В ванной воняло джином и чем-то еще, возможно, бобовым соусом, но, по крайней мере, он собрал все это в миску и смыл. Я опрыскал освежителем вокруг, затем принес ему пузырек с аспирином и стакан воды. Он взял три и поставил стакан туда, где раньше стояла бутылка «Джилби». Он посмотрел на меня с выражением, которого я никогда раньше не видел, даже после смерти мамы. Мне неприятно это говорить, но я собираюсь это сделать, потому что это то, что я тогда подумал: это было выражение собаки, которая нагадила на пол.
— Я мог бы поесть, если бы ты меня обнял.
Я обнял его и сказал, что сожалею о том, что сказал.
— Все в порядке. Наверное, я это заслужил.
Мы пошли на кухню и съели столько бабушкиной куриной запеканки, сколько смогли, а это было не так уж много. Собирая наши тарелки в раковину, он сказал мне, что собирается бросить пить, и в те выходные он это сделал. Он сказал мне, что в понедельник собирается начать искать работу, но он этого не сделал. Он сидел дома, смотрел старые фильмы по TCM, и когда я вернулся домой с бейсбольной тренировки и полуденного заплыва в бассейне, он был почти вменяем.
Он увидел, что я смотрю на него, и просто покачал головой.
— Завтра. Завтра. Я абсолютно точно обещаю.
-Я называю это чушью собачьей, — сказал я и пошел в свою комнату.
Это было худшее лето в моем детстве. Было ли это хуже, чем после смерти твоей матери? вы могли бы спросить, и я бы сказал «да», потому что он был единственным родителем, который у меня остался, и потому что все это, казалось, происходило в замедленной съемке.
Он действительно предпринял нерешительные попытки найти работу в страховом бизнесе, но из этого ничего не вышло, даже когда он побрился, принял ванну и оделся для успеха. Я думаю, слухи ходят повсюду.
Счета поступали и громоздились на столе в прихожей нераспечатанными. По крайней мере, от него. Я был тем, кто открывал их, когда стопка становилась слишком высокой. Я положил их перед ним, и он выписал чеки, чтобы покрыть их. Я не знал, когда эти чеки начнут приходить в норму из-за НЕХВАТКИ СРЕДСТВ, и не хотел знать. Это было все равно, что стоять на мосту и представлять, как на тебя несется неуправляемый грузовик. Интересно, какими будут твои последние мысли перед тем, как он раздавит тебя насмерть.

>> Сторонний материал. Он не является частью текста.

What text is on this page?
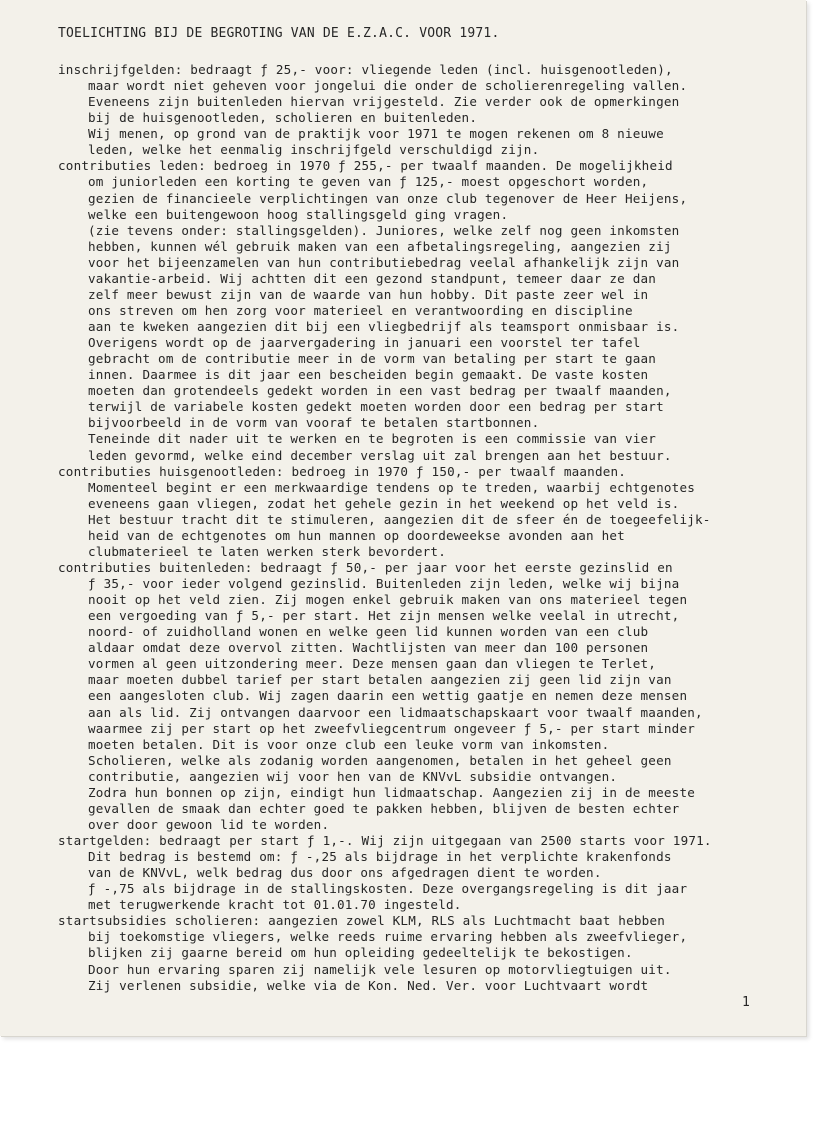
TOELICHTING BIJ DE BEGROTING VAN DE E.Z.A.C. VOOR 1971.
inschrijfgelden: bedraagt ƒ 25,- voor: vliegende leden (incl. huisgenootleden),
maar wordt niet geheven voor jongelui die onder de scholierenregeling vallen.
Eveneens zijn buitenleden hiervan vrijgesteld. Zie verder ook de opmerkingen
bij de huisgenootleden, scholieren en buitenleden.
Wij menen, op grond van de praktijk voor 1971 te mogen rekenen om 8 nieuwe
leden, welke het eenmalig inschrijfgeld verschuldigd zijn.
contributies leden: bedroeg in 1970 ƒ 255,- per twaalf maanden. De mogelijkheid
om juniorleden een korting te geven van ƒ 125,- moest opgeschort worden,
gezien de financieele verplichtingen van onze club tegenover de Heer Heijens,
welke een buitengewoon hoog stallingsgeld ging vragen.
(zie tevens onder: stallingsgelden). Juniores, welke zelf nog geen inkomsten
hebben, kunnen wél gebruik maken van een afbetalingsregeling, aangezien zij
voor het bijeenzamelen van hun contributiebedrag veelal afhankelijk zijn van
vakantie-arbeid. Wij achtten dit een gezond standpunt, temeer daar ze dan
zelf meer bewust zijn van de waarde van hun hobby. Dit paste zeer wel in
ons streven om hen zorg voor materieel en verantwoording en discipline
aan te kweken aangezien dit bij een vliegbedrijf als teamsport onmisbaar is.
Overigens wordt op de jaarvergadering in januari een voorstel ter tafel
gebracht om de contributie meer in de vorm van betaling per start te gaan
innen. Daarmee is dit jaar een bescheiden begin gemaakt. De vaste kosten
moeten dan grotendeels gedekt worden in een vast bedrag per twaalf maanden,
terwijl de variabele kosten gedekt moeten worden door een bedrag per start
bijvoorbeeld in de vorm van vooraf te betalen startbonnen.
Teneinde dit nader uit te werken en te begroten is een commissie van vier
leden gevormd, welke eind december verslag uit zal brengen aan het bestuur.
contributies huisgenootleden: bedroeg in 1970 ƒ 150,- per twaalf maanden.
Momenteel begint er een merkwaardige tendens op te treden, waarbij echtgenotes
eveneens gaan vliegen, zodat het gehele gezin in het weekend op het veld is.
Het bestuur tracht dit te stimuleren, aangezien dit de sfeer én de toegeefelijk-
heid van de echtgenotes om hun mannen op doordeweekse avonden aan het
clubmaterieel te laten werken sterk bevordert.
contributies buitenleden: bedraagt ƒ 50,- per jaar voor het eerste gezinslid en
ƒ 35,- voor ieder volgend gezinslid. Buitenleden zijn leden, welke wij bijna
nooit op het veld zien. Zij mogen enkel gebruik maken van ons materieel tegen
een vergoeding van ƒ 5,- per start. Het zijn mensen welke veelal in utrecht,
noord- of zuidholland wonen en welke geen lid kunnen worden van een club
aldaar omdat deze overvol zitten. Wachtlijsten van meer dan 100 personen
vormen al geen uitzondering meer. Deze mensen gaan dan vliegen te Terlet,
maar moeten dubbel tarief per start betalen aangezien zij geen lid zijn van
een aangesloten club. Wij zagen daarin een wettig gaatje en nemen deze mensen
aan als lid. Zij ontvangen daarvoor een lidmaatschapskaart voor twaalf maanden,
waarmee zij per start op het zweefvliegcentrum ongeveer ƒ 5,- per start minder
moeten betalen. Dit is voor onze club een leuke vorm van inkomsten.
Scholieren, welke als zodanig worden aangenomen, betalen in het geheel geen
contributie, aangezien wij voor hen van de KNVvL subsidie ontvangen.
Zodra hun bonnen op zijn, eindigt hun lidmaatschap. Aangezien zij in de meeste
gevallen de smaak dan echter goed te pakken hebben, blijven de besten echter
over door gewoon lid te worden.
startgelden: bedraagt per start ƒ 1,-. Wij zijn uitgegaan van 2500 starts voor 1971.
Dit bedrag is bestemd om: ƒ -,25 als bijdrage in het verplichte krakenfonds
van de KNVvL, welk bedrag dus door ons afgedragen dient te worden.
ƒ -,75 als bijdrage in de stallingskosten. Deze overgangsregeling is dit jaar
met terugwerkende kracht tot 01.01.70 ingesteld.
startsubsidies scholieren: aangezien zowel KLM, RLS als Luchtmacht baat hebben
bij toekomstige vliegers, welke reeds ruime ervaring hebben als zweefvlieger,
blijken zij gaarne bereid om hun opleiding gedeeltelijk te bekostigen.
Door hun ervaring sparen zij namelijk vele lesuren op motorvliegtuigen uit.
Zij verlenen subsidie, welke via de Kon. Ned. Ver. voor Luchtvaart wordt
1
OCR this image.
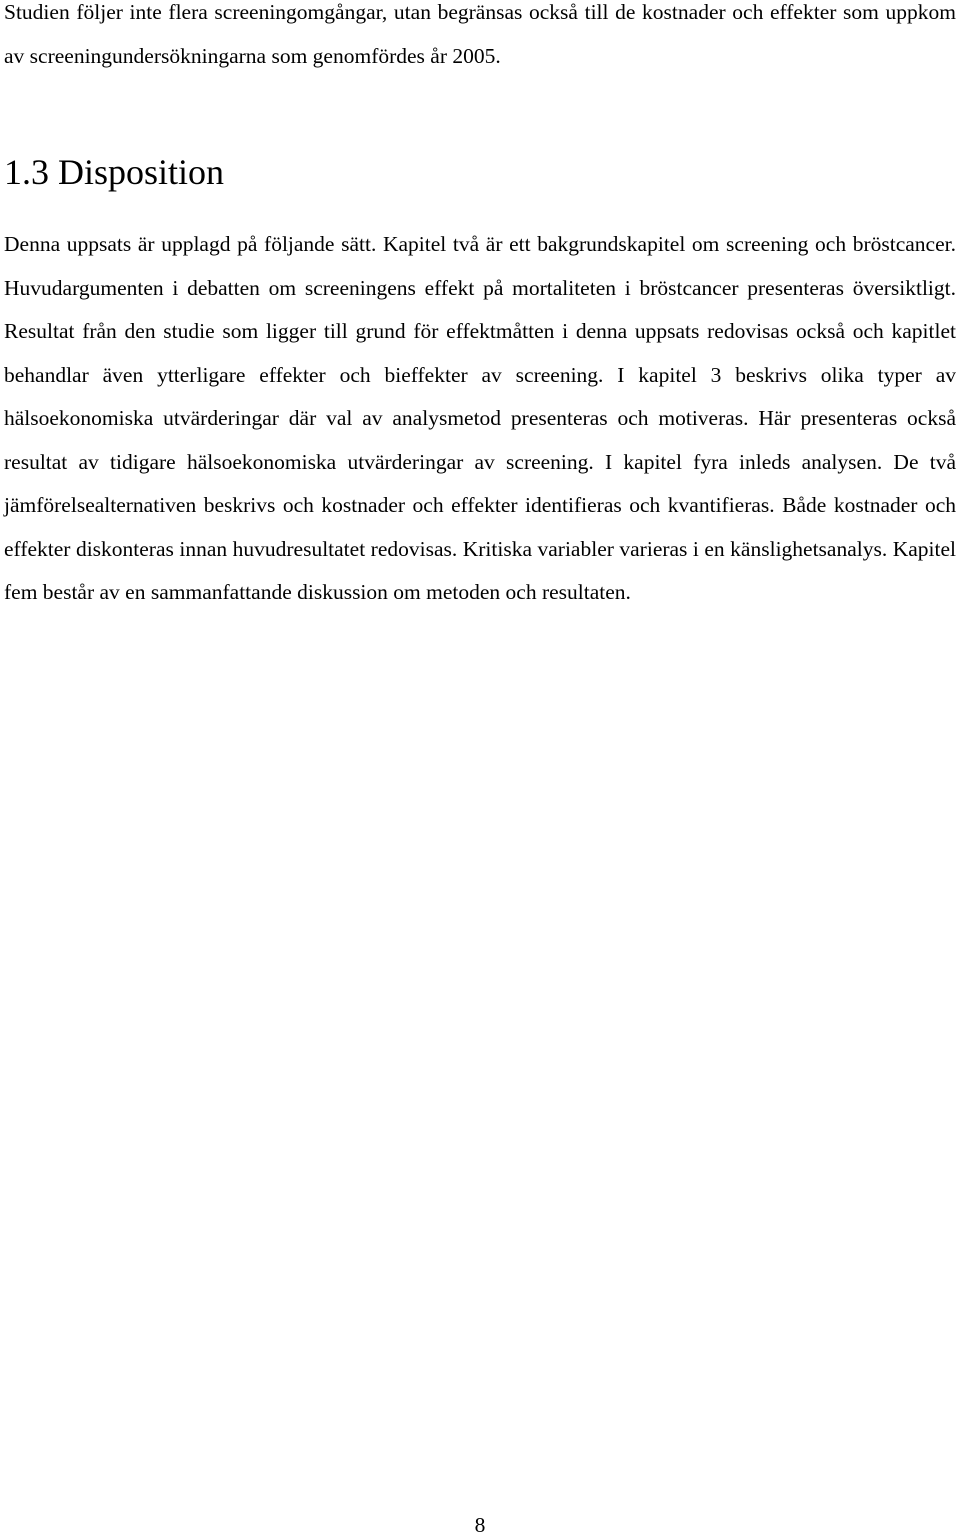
Studien följer inte flera screeningomgångar, utan begränsas också till de kostnader och effekter som uppkom av screeningundersökningarna som genomfördes år 2005.

1.3 Disposition

Denna uppsats är upplagd på följande sätt. Kapitel två är ett bakgrundskapitel om screening och bröstcancer. Huvudargumenten i debatten om screeningens effekt på mortaliteten i bröstcancer presenteras översiktligt. Resultat från den studie som ligger till grund för effektmåtten i denna uppsats redovisas också och kapitlet behandlar även ytterligare effekter och bieffekter av screening. I kapitel 3 beskrivs olika typer av hälsoekonomiska utvärderingar där val av analysmetod presenteras och motiveras. Här presenteras också resultat av tidigare hälsoekonomiska utvärderingar av screening. I kapitel fyra inleds analysen. De två jämförelsealternativen beskrivs och kostnader och effekter identifieras och kvantifieras. Både kostnader och effekter diskonteras innan huvudresultatet redovisas. Kritiska variabler varieras i en känslighetsanalys. Kapitel fem består av en sammanfattande diskussion om metoden och resultaten.

8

Он устроился на неполный рабочий день на автомойку «Джиффи» рядом с выездом на магистраль. Это продолжалось неделю, потом он либо уволился, либо его уволили. Он не сказал мне, что именно, а я не спрашивал.
Я попал в команду всех звезд Лиги креветок, но мы вылетели в первых двух играх турнира с двойным выбыванием. В регулярном чемпионате я сделал шестнадцать хоум-ранов, я был лучшим силовым нападающим «Стар Маркет», но в этих двух играх я семь раз наносил удары, один раз по мячу в грязи, а один раз сделал подачу так далеко над головой, что мне понадобился бы лифт, чтобы войти в контакт. Тренер спросил, что со мной не так, и я сказал, что ничего, ничего, просто оставьте меня в покое. Я тоже занимался плохим дерьмом – иногда с другом, иногда сам по себе.
И не очень хорошо спал. Мне не снились кошмары, как после смерти матери, я просто не мог заснуть, иногда до полуночи или часа ночи. Я начал переворачивать свои часы, чтобы мне не приходилось смотреть на цифры.